A well-lubricated machine

Three years ago I had a wine cabinet built in the basement. It took me another year or two to fill it with truly age-worthy wine, and now we find ourselves in a pretty luxurious position: wine is aging out of the cabinet as fast as it’s going in. I don’t even have to work that hard to fill it: my subscriptions and regular annual purchases more or less keep us in equilibrium. Here’s what that roster looks like:

(An aside: I’ve stopped purchasing from the LCBO Vintages releases every month as they massively overprice those wines, but I do add the odd bottle here or there.)

For those doing the math, that’s 204 incoming bottles per year. My best guess is that ~150 of those are age-worthy, which means ~150 older wines will come out of the cabinet to make room. Which means that each week we need to (ha ha, need to) consume three bottles which have aged out of the cabinet, plus one new ready-to-drink bottle that came in the same shipments, to maintain equilibrium. And yeah, four bottles is pretty much our week.
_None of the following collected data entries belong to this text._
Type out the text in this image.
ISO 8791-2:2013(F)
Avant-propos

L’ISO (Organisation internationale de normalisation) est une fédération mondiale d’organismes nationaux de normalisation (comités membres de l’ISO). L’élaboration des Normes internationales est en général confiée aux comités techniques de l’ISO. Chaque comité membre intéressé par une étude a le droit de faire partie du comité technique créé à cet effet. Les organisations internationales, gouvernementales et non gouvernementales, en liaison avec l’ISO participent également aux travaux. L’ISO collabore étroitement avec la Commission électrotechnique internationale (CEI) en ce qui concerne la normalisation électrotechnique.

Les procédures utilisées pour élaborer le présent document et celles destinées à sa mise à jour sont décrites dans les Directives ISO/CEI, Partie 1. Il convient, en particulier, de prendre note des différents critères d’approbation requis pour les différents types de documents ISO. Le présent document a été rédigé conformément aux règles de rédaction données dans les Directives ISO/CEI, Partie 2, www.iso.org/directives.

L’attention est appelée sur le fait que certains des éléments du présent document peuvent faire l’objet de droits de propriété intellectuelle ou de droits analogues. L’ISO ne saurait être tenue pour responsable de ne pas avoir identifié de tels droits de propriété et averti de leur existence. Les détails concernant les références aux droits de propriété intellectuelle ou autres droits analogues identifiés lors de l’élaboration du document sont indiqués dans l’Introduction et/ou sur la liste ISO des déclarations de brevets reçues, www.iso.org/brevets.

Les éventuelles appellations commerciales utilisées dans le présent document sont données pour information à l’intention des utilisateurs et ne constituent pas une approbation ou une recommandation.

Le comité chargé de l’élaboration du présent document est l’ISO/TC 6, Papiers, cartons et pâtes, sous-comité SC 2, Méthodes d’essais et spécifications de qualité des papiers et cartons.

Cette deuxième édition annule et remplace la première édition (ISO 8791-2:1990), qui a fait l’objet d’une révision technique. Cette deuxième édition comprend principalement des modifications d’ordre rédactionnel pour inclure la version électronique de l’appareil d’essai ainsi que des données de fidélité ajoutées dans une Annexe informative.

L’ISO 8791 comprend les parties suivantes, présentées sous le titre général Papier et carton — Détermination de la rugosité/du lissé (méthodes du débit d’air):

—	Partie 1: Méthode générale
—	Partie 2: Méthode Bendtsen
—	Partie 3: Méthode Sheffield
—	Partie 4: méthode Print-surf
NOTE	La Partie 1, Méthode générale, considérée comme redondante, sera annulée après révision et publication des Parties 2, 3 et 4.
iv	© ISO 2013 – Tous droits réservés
It has for sure ruined us for mediocre wine though. Just look at what’s on the ‘drink soon’ rack, next to the cabinet — I won’t list all 68 bottles, but just look at the Pinot Noir section:

  • 2022 SpearHead
  • 2021 Le Clos Jordanne Claystone Terrace
  • 2019 Le Clos Jordanne Le Grand Clos
  • 2020 Domaine d’Ardhuy Bourgogne Côte d’Or Les Chagniots
  • 2018 Five Rows
  • 2018 Hidden Bench Locust Lane Vineyard x2
  • 2019 Domaine Queylus Réserve du Domaine x2
  • 2018 Bachelder Lowrey Vineyards 1984 Plantation x2

Now, as you can tell by both this list and my subscriptions above, this is a very Canada-heavy — and specifically Ontario-heavy — collection. But guys, we love Chardonnay and Pinot and Cabernet Franc and Sparkling, all things at which Ontario excels. Plus, I’ll take the red blends from Hidden Bench and Leaning Post and Queylus over their doubly-expensive global alternatives all day. I don’t think I’m the only one whose collection would reflect their proximity to a world-class wine region; I just think many people don’t consider Ontario world-class, which is insane to me.

Not that we only drink Canadian, of course. 42% of what I have aging is from, in descending order, France, Italy, USA, Spain, Argentina, South Africa, Australia, Portugal, Austria, Greece, Lebanon, New Zealand, Germany, and Hungary. I pick up bottles here and there when they sound interesting.

But my heart, and most of my dollars, are with the farmers and artists just across & up Lake Ontario.